Designing clothes for kids

By Sacha Harwood

Mallory Xavier
Mallory Xavier

Designer Mallory Xavier didn't anticipate designing children's wear but when her daughter Coco arrived she realised there was a gap in the market she could fill.

A Wintec graduate with a Diploma in Fashion Design and Practice, she has strong ambitions for her self-titled vintage children's wear business which she started in 2012.

"I knew I wanted to do fashion and design but when I was studying I hadn't considered having children. I needed Coco to come along for me to understand children and their specific needs for clothing.

"I found clothing when she was a baby that I liked, then she hit the toddler age and all the clothes were mini adult clothes and it's not really me.

"I like that childhood innocence about what she's wearing. It was about making something that was good occasion wear but also a kid could climb a tree and not ruin it."

Coco is a mini model for the lines. "She loves it. She likes new things and trying things on, she's very much a girly girl, so everyday she'll be getting called in to check fit - my little in-house fit model."
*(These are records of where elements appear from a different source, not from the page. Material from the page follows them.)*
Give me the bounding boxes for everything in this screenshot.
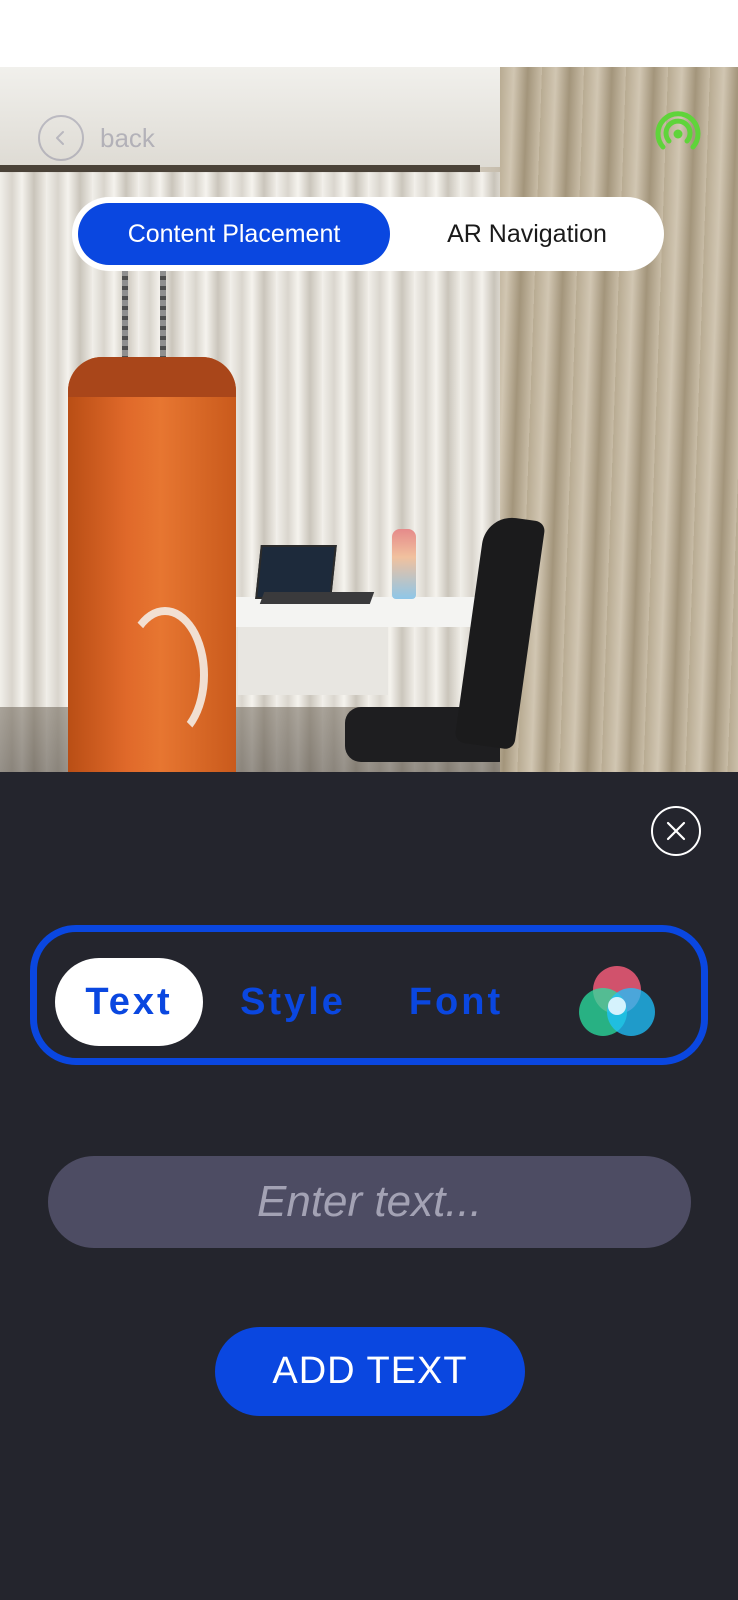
desk-drawer: [238, 625, 388, 695]
tab-style[interactable]: Style: [233, 958, 353, 1046]
punching-bag-top: [68, 357, 236, 397]
mode-switch: Content Placement AR Navigation: [72, 197, 664, 271]
laptop: [255, 545, 337, 599]
close-icon: [666, 821, 686, 841]
curtain-right: [500, 67, 738, 772]
chevron-left-icon: [38, 115, 84, 161]
text-input[interactable]: [48, 1156, 691, 1248]
back-button[interactable]: back: [38, 115, 155, 161]
tab-font[interactable]: Font: [401, 958, 511, 1046]
ar-camera-view[interactable]: [0, 67, 738, 772]
wifi-signal-icon: [655, 111, 701, 150]
water-bottle: [392, 529, 416, 599]
back-label: back: [100, 122, 155, 153]
bag-logo-icon: [122, 607, 208, 743]
tab-ar-navigation[interactable]: AR Navigation: [402, 203, 652, 265]
tab-text[interactable]: Text: [55, 958, 203, 1046]
add-text-button[interactable]: ADD TEXT: [215, 1327, 525, 1416]
tab-content-placement[interactable]: Content Placement: [78, 203, 390, 265]
laptop-base: [259, 592, 375, 604]
close-button[interactable]: [651, 806, 701, 856]
editor-tabs: Text Style Font: [30, 925, 708, 1065]
color-wheel-icon[interactable]: [577, 962, 657, 1040]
For Mallory, running a business was a learning curve and says it was wise to start out small, especially as she does everything from the original concept to the finish product.

"Every night I am in my work room. During the day, I'll be doing pattern making or cutting. I can't get any sewing done with Coco around. I'm always doing it in some way or another; if I need to get out and do something we'll go fabric shopping.

"We went walking yesterday, so we were location scouting."

Mallory found one of her biggest struggles was getting her name in the market. "I found it difficult being predominantly web-based, getting people really looking at the brand and taking that leap because it isn't tactile.

"I do quite a few markets and they seem to be great for word of mouth. People coming to a market have generally been looking at an item of clothing online and they will touch it and go away and think about it."

Mallory's next collection will debut in March. She makes sizes 1-4 but plans to extend her line down to six months and up to age eight.

Though Mallory aims for her business to bring in the majority of her income, she now works two days a week as a design assistant for Annah Stretton, one of New Zealand's leading fashion designers.

Mallory says the experience she's gaining from working in a team under the direction of Stretton and her head designer is a "dream come true".